The long and violent history of Earth provides more than enough empirical evidence to conclude that the planet will continue. From meteors to ages of ice and fire to nuclear blasts – the blue dot we call home has survived. Not all of her species have, of course. But the disappearance of a species, tragic as that surely is, does not, pardon the pun, equate to the end of the world. Earth continues to spin, one hates to admit, with or without us.
Our ecological efforts are, ultimately, ego-logical efforts. What was once a “cause” out there championed by “leftist nuts” like Jerry Brown or Greenpeace, has become nothing less than shared, social self-awareness. Products of all sorts are coming to market to satisfy the new demand; funds of “green business” are creating “clean profit” and advancing “social commerce.”
But let’s not kid ourselves: a recycled milk jug or sustainable hemp farms don’t matter to a system big enough to absorb shocks of historic proportions. The milk jug and the hemp matter only, really, to us. We keep our neighborhoods – and our guilty consciences – cleaner. After so much over-indulgence, it seems right to put things back in balance. Admit, though, that this is an internal, emotional effort to clean up – not an external, planetary one. With such ego involved (“I can save the world,” the collective voice shouts) it is no surprise that the self-absorbed (and ironic) Messiahs of Hollywood are the loudest members of the choir. Private jets to the Live Earth concert prove the point plainly enough.
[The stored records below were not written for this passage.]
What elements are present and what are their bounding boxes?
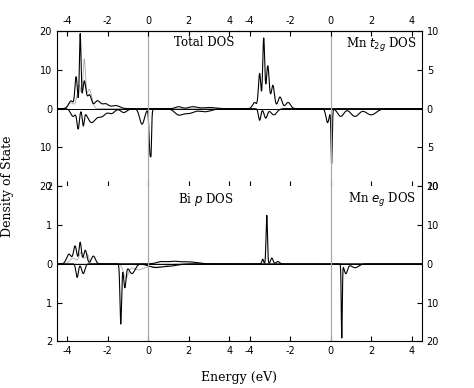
Text: Bi $p$ DOS: Bi $p$ DOS — [178, 191, 234, 208]
Text: Mn $t_{2g}$ DOS: Mn $t_{2g}$ DOS — [346, 36, 416, 54]
Text: Density of State: Density of State — [0, 135, 14, 237]
Text: Mn $e_g$ DOS: Mn $e_g$ DOS — [348, 191, 416, 209]
Text: Energy (eV): Energy (eV) — [201, 371, 277, 384]
Text: Total DOS: Total DOS — [173, 36, 234, 49]
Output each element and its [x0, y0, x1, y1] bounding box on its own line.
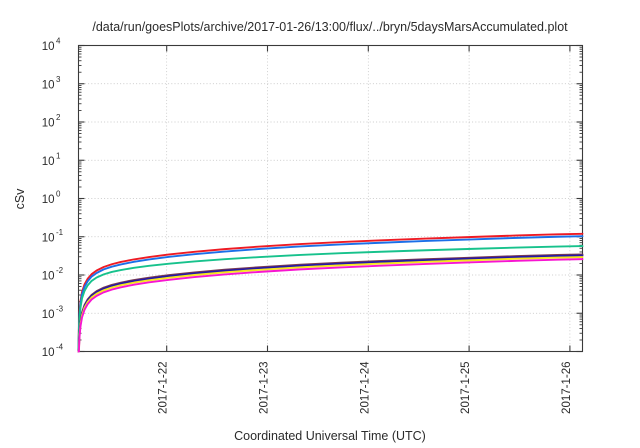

The green movement is a bit like Alli or the “morning after pill”: post-facto responsibility. So much “green” product is merely the commercial equivalent of an ecological IOU. A cake, both eaten yet not “had.” If you don’t want to be fat – forget Alli, just eat less. If you don’t want to get pregnant – take pre-cautions, not post-cautions. If you don’t want to suffocate – clean up your act before you act. Al Gore can’t have a “greener” mansion. Over-consumption is the root of the problem, not part of the solution.
Yes, we can make a collective difference – and open entirely new and important markets for all things “cleaner and greener.” Just don’t pretend saving your own hide is the same as saving the planet’s future place in the universe. We don’t matter that much; our purchasing patterns suggest we wish we did. “Look, Ma – I’m eating an organic apple” may matter to your Mom, but it doesn’t register with Mother Earth.